We came back from the Westwood Global Energy Group (WGEG)’s Oil and Gas Talk feeling more positive with expectations of higher activities in 2018 and oil prices to average at >USD60/bbl this year. Key positive surprises are: (i) elevating China’s crude import to drawdown of US oil inventory, and (ii) potential re-rating in oil prices post 2020-21 premising on supply deficit caused by the potential drop in US shale production after peaking by 2020 and under-investment in the upstream space. That said, be mindful that the cumulative job demand available for services players would be 25-30% lower than the peak activities during the heydays as Petronas is looking to award contracts more efficiently by sharing offshore assets with other PSCs instead of contracting them individually. Impairments, unfortunately, in their view, are here to stay, despite many companies already taking big cuts in past three years while service rates are expected to stay flattish. Keep NEUTRAL view with positive bias on the sector with SERBADK (OP; TP: RM3.80) and WASEONG (OP; TP: RM1.70) being the preferred picks.
Oil prices stabilising above USD60/bbl. As a sequel to our ‘The Ups and Downs of Crude Oil’ Talk series hosted in the past three years, we hosted Westwood Global Energy Group (WGEG)’s Director, Mr. Thom Payne and Karen Chan, Regional Manager, Asia Pacific for a follow-up talk yesterday. Payne sees potential retracement in oil prices from the current level of USD70/bbl on moderation of decline rate of US commercial inventory but is expecting oil prices to stabilise above USD60/bbl this year. He believes oil prices will re-rate significantly post 2020-21 premising on supply deficit caused by: (i) the potential drop in US shale production after peaking at 2020, and (ii) underinvestment in the upstream space. However, he believes that OPEC has to continue capping its production limit beyond 2018 in order to absorb the incremental shale production and additional 5mboepd from new projects committed back in the past few years.
Shale bubble bursting at 2020? Despite US shale production currently at the unprecedented level of 6.5mboepd, the consensus is expecting another wave of ramp-up in production to peak level of 8-9mboepd in the next few years largely underpinned by the potential expansion in Permian Basin. Payne pointed out that the number of rig count has fallen >50% in the past three years and is no longer a good indicator to gauge the increasing shale production. This is because the production per rig has gained >3x over the same period thanks to the technology advancement in fracking process. That said, the US shale production capacity would start to fall beyond 2021, which might lead to a supply deficit. On the other hand, similar to last year, Payne still sees the IPO of Saudi Aramco, Donald Trump’s policy and heightening geopolitical tensions as the potential wildcards to oil prices.

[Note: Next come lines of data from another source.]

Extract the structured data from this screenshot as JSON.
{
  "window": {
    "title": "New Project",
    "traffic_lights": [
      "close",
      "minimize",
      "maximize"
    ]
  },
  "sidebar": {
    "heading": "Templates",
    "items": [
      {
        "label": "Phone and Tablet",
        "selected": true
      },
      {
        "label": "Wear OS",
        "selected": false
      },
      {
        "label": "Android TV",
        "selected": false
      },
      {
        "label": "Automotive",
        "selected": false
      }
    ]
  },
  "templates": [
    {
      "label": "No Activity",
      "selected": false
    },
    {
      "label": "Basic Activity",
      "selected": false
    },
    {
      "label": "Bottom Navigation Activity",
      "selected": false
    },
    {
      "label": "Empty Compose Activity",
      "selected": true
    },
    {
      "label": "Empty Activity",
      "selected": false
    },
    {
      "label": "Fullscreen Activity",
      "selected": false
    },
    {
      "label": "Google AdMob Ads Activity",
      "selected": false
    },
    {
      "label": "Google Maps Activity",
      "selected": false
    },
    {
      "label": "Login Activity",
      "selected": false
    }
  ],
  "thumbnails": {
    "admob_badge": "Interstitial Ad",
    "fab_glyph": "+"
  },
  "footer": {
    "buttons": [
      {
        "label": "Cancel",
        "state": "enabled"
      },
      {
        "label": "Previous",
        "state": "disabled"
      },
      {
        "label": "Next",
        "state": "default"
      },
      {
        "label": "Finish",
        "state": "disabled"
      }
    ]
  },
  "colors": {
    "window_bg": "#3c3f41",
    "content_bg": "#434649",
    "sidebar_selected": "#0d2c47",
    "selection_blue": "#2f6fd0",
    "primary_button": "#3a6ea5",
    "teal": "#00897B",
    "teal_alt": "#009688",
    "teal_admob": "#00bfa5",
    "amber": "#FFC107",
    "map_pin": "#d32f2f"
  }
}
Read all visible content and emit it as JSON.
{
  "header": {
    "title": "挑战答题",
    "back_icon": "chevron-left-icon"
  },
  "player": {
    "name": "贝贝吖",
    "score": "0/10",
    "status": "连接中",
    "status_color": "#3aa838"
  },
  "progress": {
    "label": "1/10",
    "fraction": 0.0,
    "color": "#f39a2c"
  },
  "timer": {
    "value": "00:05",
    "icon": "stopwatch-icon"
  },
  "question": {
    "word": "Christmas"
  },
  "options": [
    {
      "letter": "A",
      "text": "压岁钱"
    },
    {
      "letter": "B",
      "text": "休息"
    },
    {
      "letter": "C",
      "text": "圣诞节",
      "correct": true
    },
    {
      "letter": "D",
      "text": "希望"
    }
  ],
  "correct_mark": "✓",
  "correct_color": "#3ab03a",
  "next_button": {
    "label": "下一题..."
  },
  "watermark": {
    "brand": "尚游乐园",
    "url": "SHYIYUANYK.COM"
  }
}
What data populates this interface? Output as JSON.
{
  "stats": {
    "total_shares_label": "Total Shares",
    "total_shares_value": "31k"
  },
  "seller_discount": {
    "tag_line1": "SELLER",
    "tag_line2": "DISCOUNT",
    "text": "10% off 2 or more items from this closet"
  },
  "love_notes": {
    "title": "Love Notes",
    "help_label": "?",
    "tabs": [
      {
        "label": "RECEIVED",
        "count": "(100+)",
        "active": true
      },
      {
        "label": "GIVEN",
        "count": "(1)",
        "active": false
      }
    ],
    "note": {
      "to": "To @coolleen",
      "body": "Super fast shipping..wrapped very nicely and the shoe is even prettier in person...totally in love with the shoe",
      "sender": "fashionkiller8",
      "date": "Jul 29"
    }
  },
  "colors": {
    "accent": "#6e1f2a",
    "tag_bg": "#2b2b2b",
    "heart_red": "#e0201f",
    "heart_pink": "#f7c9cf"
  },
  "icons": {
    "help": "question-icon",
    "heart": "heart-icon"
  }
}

Elevating China’s crude import to drawdown US oil inventory. On a closer look on Asia, Karen is optimistic of China’s crude demand growth, backed by improving car sales especially for the larger vehicles segment. At the same time, China’s crude production is expected to stay flattish due to its uncompetitive cost structure, resulting in higher lifting cost at USD40/boe (vs. US Shale of >USD20/boe and Saudi’s
Anticipating higher activities in 2018. Payne reckons that the South East Asia (SEA) E&P market is in the midst of a recovery and is projecting the E&P spending to expand by CAGR of 5% in the next 5 years. This would translate into higher activities across the value chain of the sector. However, he highlighted that the cumulative job demand available for services players would be 25-30% lower than the peak activities during the heydays as Petronas is looking to award contracts efficiently by sharing offshore assets with other PSCs instead of contracting them individually. Meanwhile, services rates are expected to stay flattish given services players have low bargaining power amidst excess supply. Impairments, unfortunately, in their view, are here to stay, despite many players already taking big cuts in the past three years. That said, while 30-35% of the global OSVs are laid up, of which 55% are >15 years, there could be an uptick in OSVs’ utilisation if the scrapping of older tonnage increases.
Keeping NEUTRAL with positive bias. All in, WGEG appears to be more bullish than last year’s session, seeing the market as being in the midst of recovery with higher industry activities. However, the recovery of oil prices will be fragile depending on OPEC’s stance beyond 2018, and US oil output. Overall, we came back from the session feeling more POSITIVE as we concur that the sector is turning the corner. While we continue to feature counters with strong earnings delivery/potential earnings upgrade such as SERBADK (OP; TP: RM3.80) and WASEONG (OP; TP: RM1.70), watch out for bombed out counters such as UMWOG and ICON (Not-Rated) for a valuation catch-up play should exploration activities pick up. Keep NEUTRAL view with positive bias on the sector.